Some of the advantages of reverse mortgages are the ability for the elderly to consolidate or pay debt, fund age care, upgrade or renovate their home, help their family and grandchildren and pay for their vacation with the financial arrangement to receive their money either in a lump sum as cash, as an annuity, as a line of credit or any combination of the three. The proceeds of the reverse mortgage loan are declared as “non-taxable” and do not directly affect Medicare, SSI or other public benefits, but if the owner was to receive a lump sum it could possibly be classified as a financial investment or “liquid assets”and deemed as a income test in regards to taxes, which includes sums over $40,000 and sums under $40,000 not spent in 90 days.

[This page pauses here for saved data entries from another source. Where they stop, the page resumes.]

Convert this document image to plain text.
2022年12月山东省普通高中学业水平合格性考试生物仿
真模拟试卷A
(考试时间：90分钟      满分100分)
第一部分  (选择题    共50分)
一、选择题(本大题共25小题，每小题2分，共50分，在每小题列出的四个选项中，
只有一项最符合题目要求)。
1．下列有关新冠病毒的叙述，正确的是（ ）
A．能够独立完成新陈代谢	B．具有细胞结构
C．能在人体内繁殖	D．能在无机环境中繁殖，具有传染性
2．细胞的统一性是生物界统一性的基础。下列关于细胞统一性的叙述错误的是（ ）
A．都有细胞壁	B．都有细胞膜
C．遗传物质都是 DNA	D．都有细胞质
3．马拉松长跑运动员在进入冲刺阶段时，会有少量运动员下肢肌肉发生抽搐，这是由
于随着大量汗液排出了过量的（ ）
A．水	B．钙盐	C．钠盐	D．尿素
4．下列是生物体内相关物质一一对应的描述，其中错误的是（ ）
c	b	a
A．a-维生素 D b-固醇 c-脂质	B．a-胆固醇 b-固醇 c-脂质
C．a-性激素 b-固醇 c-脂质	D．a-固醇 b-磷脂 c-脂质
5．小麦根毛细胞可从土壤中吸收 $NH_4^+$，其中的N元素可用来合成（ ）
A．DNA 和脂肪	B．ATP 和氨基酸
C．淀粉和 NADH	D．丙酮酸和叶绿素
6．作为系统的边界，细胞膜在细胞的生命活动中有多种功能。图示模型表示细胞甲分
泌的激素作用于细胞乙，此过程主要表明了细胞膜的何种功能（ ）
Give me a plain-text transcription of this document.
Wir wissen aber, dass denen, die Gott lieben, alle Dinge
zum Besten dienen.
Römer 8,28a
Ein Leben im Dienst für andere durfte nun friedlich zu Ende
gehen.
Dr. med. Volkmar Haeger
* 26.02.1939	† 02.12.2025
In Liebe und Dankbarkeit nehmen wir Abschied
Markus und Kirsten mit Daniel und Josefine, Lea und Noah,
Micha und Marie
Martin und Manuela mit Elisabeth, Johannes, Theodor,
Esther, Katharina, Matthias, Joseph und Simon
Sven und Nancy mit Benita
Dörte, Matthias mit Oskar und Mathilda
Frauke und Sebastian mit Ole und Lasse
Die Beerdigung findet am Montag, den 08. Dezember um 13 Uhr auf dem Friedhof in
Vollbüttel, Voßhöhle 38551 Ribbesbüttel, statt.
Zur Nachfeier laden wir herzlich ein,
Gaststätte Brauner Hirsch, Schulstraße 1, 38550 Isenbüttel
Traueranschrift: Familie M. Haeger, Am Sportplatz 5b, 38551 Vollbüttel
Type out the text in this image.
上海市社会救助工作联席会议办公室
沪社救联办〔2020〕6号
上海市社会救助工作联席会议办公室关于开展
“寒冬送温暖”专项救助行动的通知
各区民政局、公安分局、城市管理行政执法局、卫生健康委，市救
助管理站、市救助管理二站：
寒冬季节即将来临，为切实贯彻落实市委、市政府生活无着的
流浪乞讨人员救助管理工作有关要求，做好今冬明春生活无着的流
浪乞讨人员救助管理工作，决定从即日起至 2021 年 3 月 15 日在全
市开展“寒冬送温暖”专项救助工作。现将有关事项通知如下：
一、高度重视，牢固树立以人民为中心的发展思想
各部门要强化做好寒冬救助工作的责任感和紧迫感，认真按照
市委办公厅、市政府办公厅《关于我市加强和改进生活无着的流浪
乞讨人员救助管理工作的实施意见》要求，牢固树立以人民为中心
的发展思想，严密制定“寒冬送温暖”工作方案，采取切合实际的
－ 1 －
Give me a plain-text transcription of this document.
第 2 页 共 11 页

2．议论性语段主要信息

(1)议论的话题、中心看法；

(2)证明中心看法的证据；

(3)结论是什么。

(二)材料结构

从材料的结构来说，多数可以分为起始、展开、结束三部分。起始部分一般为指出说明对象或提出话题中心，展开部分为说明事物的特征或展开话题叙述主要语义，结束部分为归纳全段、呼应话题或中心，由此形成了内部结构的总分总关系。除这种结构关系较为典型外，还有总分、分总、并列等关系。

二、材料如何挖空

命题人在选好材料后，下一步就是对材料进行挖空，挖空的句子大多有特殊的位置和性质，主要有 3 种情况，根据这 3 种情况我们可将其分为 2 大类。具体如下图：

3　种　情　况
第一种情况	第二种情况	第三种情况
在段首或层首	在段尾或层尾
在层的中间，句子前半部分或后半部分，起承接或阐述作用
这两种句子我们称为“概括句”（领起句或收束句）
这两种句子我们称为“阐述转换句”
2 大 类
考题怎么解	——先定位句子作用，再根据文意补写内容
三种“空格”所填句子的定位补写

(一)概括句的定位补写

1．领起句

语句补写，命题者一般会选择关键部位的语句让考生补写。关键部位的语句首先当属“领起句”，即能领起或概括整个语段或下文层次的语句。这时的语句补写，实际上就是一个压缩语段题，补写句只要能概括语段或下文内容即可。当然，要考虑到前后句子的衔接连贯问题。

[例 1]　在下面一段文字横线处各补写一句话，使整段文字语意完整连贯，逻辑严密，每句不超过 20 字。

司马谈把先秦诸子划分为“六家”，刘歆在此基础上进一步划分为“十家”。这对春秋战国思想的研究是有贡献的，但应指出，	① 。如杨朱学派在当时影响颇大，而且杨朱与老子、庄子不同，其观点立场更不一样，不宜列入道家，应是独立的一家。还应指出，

Some of the dis-advantages or shortcomings of reverse mortgaging are the possible high costs depending on the loan-to-value ratio, higher interest rates than a conventional “forward mortgage”, and the interest compounds over the life of a reverse mortgage, which means that the interest from the unpaid monthly payment can balloon making it more than likely for the equity of the home to be completely depleted at it’s maturity, and many consumers have obtain this type of loan without fully understanding the terms and conditions where it has been suggested that some of the lenders have been taking advantage of the elderly, which is reported by consumer advocacy groups, although, a 2006 survey showed that 93% of borrowers indicated that their reverse mortgage deals had made a positive impact in their lives. (Closing costs, existing mortgages balances, other liens and property taxes or homeowner’s insurance are typically paid out of the initial principal and any additional proceeds available can be distributed to the borrower.) On April 25, 2014, FHA revised HECM age eligibility regulation to extend certain protection to spouses younger than 62, whereas, under the old guidelines, if the older qualified spouse was to die and the unqualified spouse was unable to pay or refinance the reverse mortgage loan than they would have to sell their residence or face foreclosure, but now under the new guidelines the younger spouse can stay at the residence as long as they maintain the property taxes and homeowner’s insurance and if not than the loan is payable, which also includes maintaining the property and the loan is also payable if the title to the property is transferred to a non-borrower. In 2008, the Housing and Economic Recovery Act was established where the proceeds of a reverse loan can be used to purchase a new primary residence as long as the borrower can pay the difference of the new sales price plus closing costs. Well there you go my friend now if you still don’t understand my explanation about reverse mortgage...than don’t get it and let’s go sell your damm house!